А когда насовсем пришли красные, отца выпустили из тюрьмы и привезли домой на телеге. После тюрьмы он стал не такой, как прежде, — не играл на балалайке, не стукал деревяшкой по горнице, а все лежал и кашлял. Мать говорила, что в тюрьме коршуны отбили у него нутро. Когда отец кашлял, в этом нутре ухало у него, как в бочке. Такого, нового папу Верочка боялась и редко к нему подходила.

Однажды летним днем — мать ушла на поденщину, а сестра Женя спала в холодке под черешнями — отец подозвал к себе Верочку. Лежал он на топчане совсем плоский, даже нога— деревяшка — и та плоская. Лицо бледное, а потное. Жарко ему.

— Верочка, дочка моя старшая, любимая, поди сюда, позвал отец.

Она подошла. Что-то хрипело-сипело в отцовской груди.

— Возьми платок, вытри меня, милая, тяжко мне.

Верочка взяла со стола матери белый в крапушку головной платок и вытерла плоско вогнутый лоб, серые виски, небритые щеки отца. Пот катился по ним, как слезы

— Пришло мое время. Скоро умру.

Верочка не поняла, о чем он говорит, но заплакала.

— Ты обо мне не плачь. Умру — вам же легче, одним ртом меньше. Не плачь, погляди на меня. Незабудки, сказал отец, — чистые незабудки. Не забудь меня, дочка. Плохой я тебе был отец, а ты все ж таки помни. Будешь меня помнить?

— Буду.

— То-то же. Теперь иди. Устал я. Засну.

Верочка вышла. На дворе светило горячее солнце. Под черешнями пели пчелы. Женя спала, откинув в сторону марлевый положок. Желтая бабочка села на тыкву, сложила крылышки, расправила их, снова вспорхнула. Верочка сидела и помнила об отце, как будто бы зажимая что-то внутри себя. Солнце шло к вечеру, тени росли. Женька проснулась, заревела: «Хочу бараночки!» Бараночек в доме давно не бывало, а она все просила, нудная. Верочка принесла ей борща в глиняной миске. «Не хочу борща, дай бараночки!» — басила Женька. Верочка на нее рассердилась, отшлепала. Женька перешла с баса на визг, повизжала немного и затихла. Так всегда у нее: ревет-ревет, а нашлепаешь — поверещит и затихнет. И в доме было тихо, отец спал.
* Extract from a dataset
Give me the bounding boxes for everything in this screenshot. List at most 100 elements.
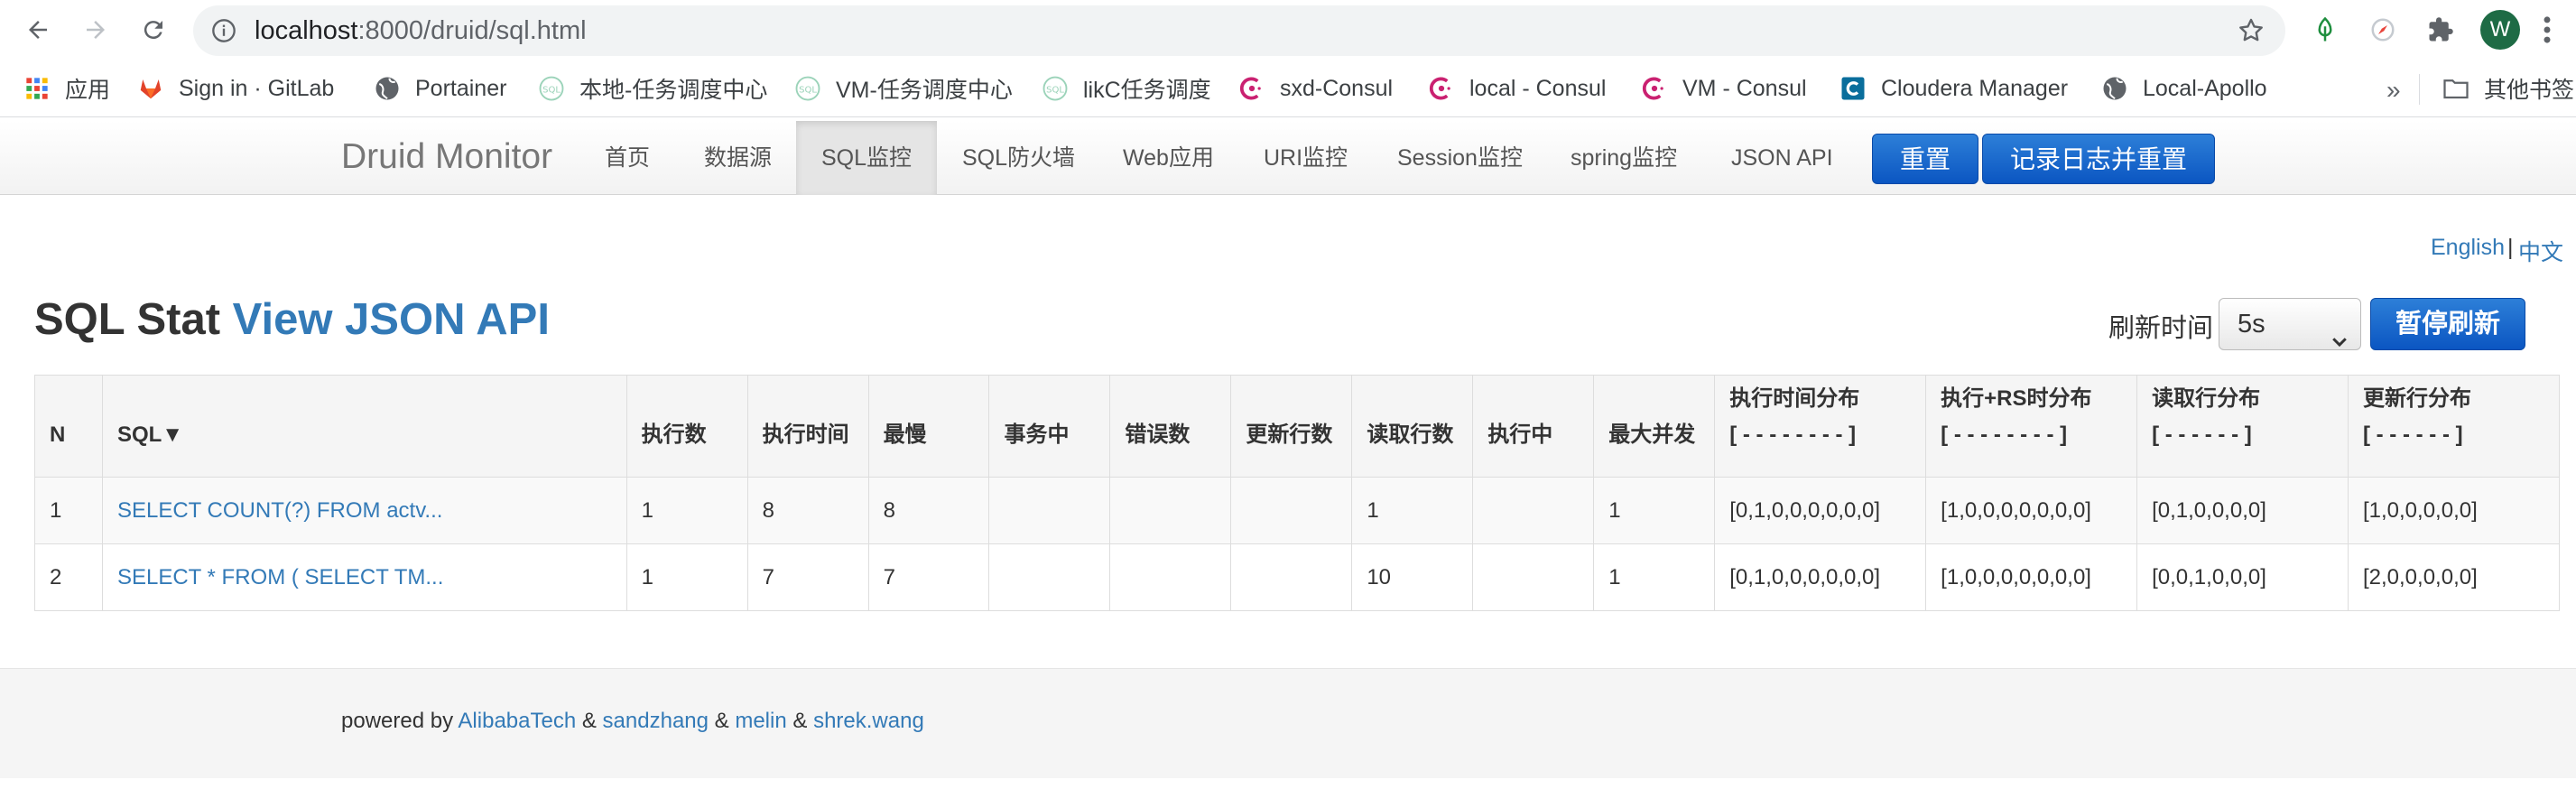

Солнце покраснело и стало садиться. Было жутковато от красного солнца, от тишины. Матери уже пора вернуться, а ее нет. Вот наконец шаги по тропинке. «Мама!» — крикнула Верочка. «Мама, бараночки принесла?» — заерзала Женька. Обе влепились в материнский подол. Мать молча их отстранила, вошла в дом. И почти сразу же раздался ее страшный крик.

Отца хоронили в яркий солнечный день, под крики ласточек. Мать на последние деньги купила целую корзину роз. Ими обложили, обсыпали гроб, только одно темное лицо с горько и косо стиснутыми губами виднелось среди цветов. Священник в черной рясе с большим, нестерпимо блиставшим наперсным крестом махал кадилом, развевая пахучий, сизый дымок. Гроб засыпали красной землей, охлопали лопатами холмик, поставили сосновый, наскоро срубленный крест; на его перекладине черными буквами было написано: «Платон Бутов, ничей не раб» (так он сам завещал). Поп на эту надпись все косился, но слова не говорил. Мать пала на могилу, раскинула руки, прильнула к земле. Ее подняли, повели. Она не плакала, просто недоумевала. Твердыми темными пальцами растирала по щекам и по лбу прилипшую красную землю. «Мама, у тебя лицо грязное», — сказала ей Верочка. Она кивнула, но не утерлась.